Thursday, 10 May 2018
#52Ancestors, Week 17, Cemetery
I’m not sure why, but I like wandering through cemeteries. The first one I remember going to was Hamilton East, with my Dad one evening. That memory stuck with me and I was able to relocate the resting place of my great-grandparents with not too much difficulty some 45 years later.
Wandering around churchyards and cemeteries is common place for many genealogists, so there are a number of special places I have come across.
One which I especially enjoy wandering through is Bolton Street in Wellington. On the side of a hill rising above The Terrace, it is one of the oldest cemeteries in Wellington and consequently is the resting place of many early settlers.
In the 1960s part of it was dug up and the graves re-interred to make way for the motorway which now runs relentingly through the middle. A pedestrian bridge crosses above the motorway so that you can walk down from the Seddon Memorial near Anderson Park and the Botanic Gardens, or up the hill from the Bolton Street entrance where the chapel and sexton’s cottage stand.
My great great great grandparents are buried there, or at least memorialised on the headstone for one of their sons. Others too, sisters of my great great grandmother. Most are in the new memorial lawn where a lot of the re-interred souls were buried. A bench sits near this site, behind the chapel commemorating the arrival of the Barratt family (my great great great grandparents) in Wellington in 1842.

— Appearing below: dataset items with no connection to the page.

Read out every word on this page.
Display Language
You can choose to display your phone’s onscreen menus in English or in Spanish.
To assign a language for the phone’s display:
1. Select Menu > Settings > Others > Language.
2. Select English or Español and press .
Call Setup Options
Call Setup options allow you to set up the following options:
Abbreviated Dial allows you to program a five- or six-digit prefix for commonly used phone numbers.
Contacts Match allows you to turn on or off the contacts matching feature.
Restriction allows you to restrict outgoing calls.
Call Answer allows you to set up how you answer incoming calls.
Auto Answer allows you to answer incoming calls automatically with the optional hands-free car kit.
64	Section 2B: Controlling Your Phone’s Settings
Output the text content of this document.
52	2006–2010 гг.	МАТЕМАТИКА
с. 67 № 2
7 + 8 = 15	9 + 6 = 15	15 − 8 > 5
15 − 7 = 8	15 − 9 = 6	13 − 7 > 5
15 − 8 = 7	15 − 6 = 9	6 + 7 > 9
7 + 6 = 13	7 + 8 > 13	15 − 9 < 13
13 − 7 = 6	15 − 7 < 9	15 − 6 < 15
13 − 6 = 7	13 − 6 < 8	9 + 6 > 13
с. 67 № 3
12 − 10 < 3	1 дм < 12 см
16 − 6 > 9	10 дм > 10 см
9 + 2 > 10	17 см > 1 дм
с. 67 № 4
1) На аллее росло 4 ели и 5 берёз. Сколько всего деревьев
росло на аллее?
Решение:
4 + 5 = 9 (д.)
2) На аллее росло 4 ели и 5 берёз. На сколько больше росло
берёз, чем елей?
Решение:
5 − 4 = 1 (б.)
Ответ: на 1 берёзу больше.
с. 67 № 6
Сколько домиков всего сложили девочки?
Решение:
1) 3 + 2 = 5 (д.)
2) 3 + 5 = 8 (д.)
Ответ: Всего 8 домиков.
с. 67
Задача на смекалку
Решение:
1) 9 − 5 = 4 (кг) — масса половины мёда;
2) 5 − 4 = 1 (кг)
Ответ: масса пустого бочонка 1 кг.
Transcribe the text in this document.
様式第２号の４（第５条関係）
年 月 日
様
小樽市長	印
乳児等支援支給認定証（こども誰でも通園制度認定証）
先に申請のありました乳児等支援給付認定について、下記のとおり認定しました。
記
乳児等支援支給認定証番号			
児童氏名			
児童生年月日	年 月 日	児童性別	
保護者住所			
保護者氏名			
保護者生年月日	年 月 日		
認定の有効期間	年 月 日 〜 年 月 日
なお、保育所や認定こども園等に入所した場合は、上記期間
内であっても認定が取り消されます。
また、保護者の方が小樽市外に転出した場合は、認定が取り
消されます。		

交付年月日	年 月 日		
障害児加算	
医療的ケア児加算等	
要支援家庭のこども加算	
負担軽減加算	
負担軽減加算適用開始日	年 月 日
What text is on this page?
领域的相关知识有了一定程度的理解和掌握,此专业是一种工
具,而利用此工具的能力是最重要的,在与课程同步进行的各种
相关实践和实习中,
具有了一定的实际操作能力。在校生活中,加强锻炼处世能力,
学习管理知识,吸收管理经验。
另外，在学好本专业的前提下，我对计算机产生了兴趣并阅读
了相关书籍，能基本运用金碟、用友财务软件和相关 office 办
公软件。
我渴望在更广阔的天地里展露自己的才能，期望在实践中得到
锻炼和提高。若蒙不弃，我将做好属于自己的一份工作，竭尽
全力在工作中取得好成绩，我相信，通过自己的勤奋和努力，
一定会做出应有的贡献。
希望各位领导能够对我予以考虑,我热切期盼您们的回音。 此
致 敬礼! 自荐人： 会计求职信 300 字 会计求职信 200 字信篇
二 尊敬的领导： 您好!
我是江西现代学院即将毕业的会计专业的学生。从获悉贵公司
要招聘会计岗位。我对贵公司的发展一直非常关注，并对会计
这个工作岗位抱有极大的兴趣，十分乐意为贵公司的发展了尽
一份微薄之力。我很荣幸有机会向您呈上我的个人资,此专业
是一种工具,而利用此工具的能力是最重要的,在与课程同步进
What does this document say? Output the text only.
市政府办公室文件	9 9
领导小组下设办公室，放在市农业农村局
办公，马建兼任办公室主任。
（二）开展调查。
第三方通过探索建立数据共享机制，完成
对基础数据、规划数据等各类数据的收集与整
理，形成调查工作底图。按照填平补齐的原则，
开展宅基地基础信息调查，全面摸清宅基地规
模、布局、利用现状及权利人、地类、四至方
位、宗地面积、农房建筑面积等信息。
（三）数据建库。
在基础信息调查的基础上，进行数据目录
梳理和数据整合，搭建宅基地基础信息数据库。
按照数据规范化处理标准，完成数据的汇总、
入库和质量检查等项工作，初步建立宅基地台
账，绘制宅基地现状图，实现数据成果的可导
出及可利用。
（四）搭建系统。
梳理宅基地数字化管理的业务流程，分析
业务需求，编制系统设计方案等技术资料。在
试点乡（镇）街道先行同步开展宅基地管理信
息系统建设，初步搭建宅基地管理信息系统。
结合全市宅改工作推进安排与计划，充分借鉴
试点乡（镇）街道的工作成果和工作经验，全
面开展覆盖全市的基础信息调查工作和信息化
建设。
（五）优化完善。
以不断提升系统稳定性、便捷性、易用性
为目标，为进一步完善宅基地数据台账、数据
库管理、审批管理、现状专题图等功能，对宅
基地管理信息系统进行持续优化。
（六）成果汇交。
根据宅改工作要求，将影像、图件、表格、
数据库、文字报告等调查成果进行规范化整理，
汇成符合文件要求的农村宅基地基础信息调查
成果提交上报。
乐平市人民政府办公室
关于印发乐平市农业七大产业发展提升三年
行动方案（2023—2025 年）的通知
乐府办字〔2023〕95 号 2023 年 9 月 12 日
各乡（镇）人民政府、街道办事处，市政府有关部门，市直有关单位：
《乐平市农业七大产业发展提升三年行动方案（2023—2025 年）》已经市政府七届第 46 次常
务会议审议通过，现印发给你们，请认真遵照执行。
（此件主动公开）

The cemetery at Kilmaillie near Fort William, Invernesshire was one we explored while in the UK in 2014. We went early one morning and wandered in the dewy grass looking for a headstone with McIntyre on it. There were quite a number of them, and Cameron too since we were at the heart of clan Cameron country.
Finally, there it was. Almost obscured by trees which have been growing for almost 200 years. Lauren’s great great great great great grandparents. Reverend Duncan McIntyre of Lochaber, Camusnaherie (Rev of Kilmaillie) 1757-1830 and his wife Jean, the daughter of James MacIntyre of Glen Noe – the 3rd of that family 1777-1855.
very hard to read in the shade - will have to go back again I guess, one day.
A bit of Scots royalty there – Jean’s great grandfather was Ewen “Dubh” Cameron, Locheil 1629-1719.
Also spotted there, this one !
In Memory of John Telford, first engineer on the western end of the Caledonian Canal. That amazing engineering feat which includes Neptune’s Staircase and was designed by James Telford. John and James are thought not to be related. The work was difficult and detrimental to his health and he died in 1807, fifteen years before the canal opened. There is more about the construction and some photos of this grave (referred to as dilapidated but not looking as overgrown as my photo) here.
Next on my list – Melbourne General Cemetery, to see if I can locate the resting place of my great great grandmother.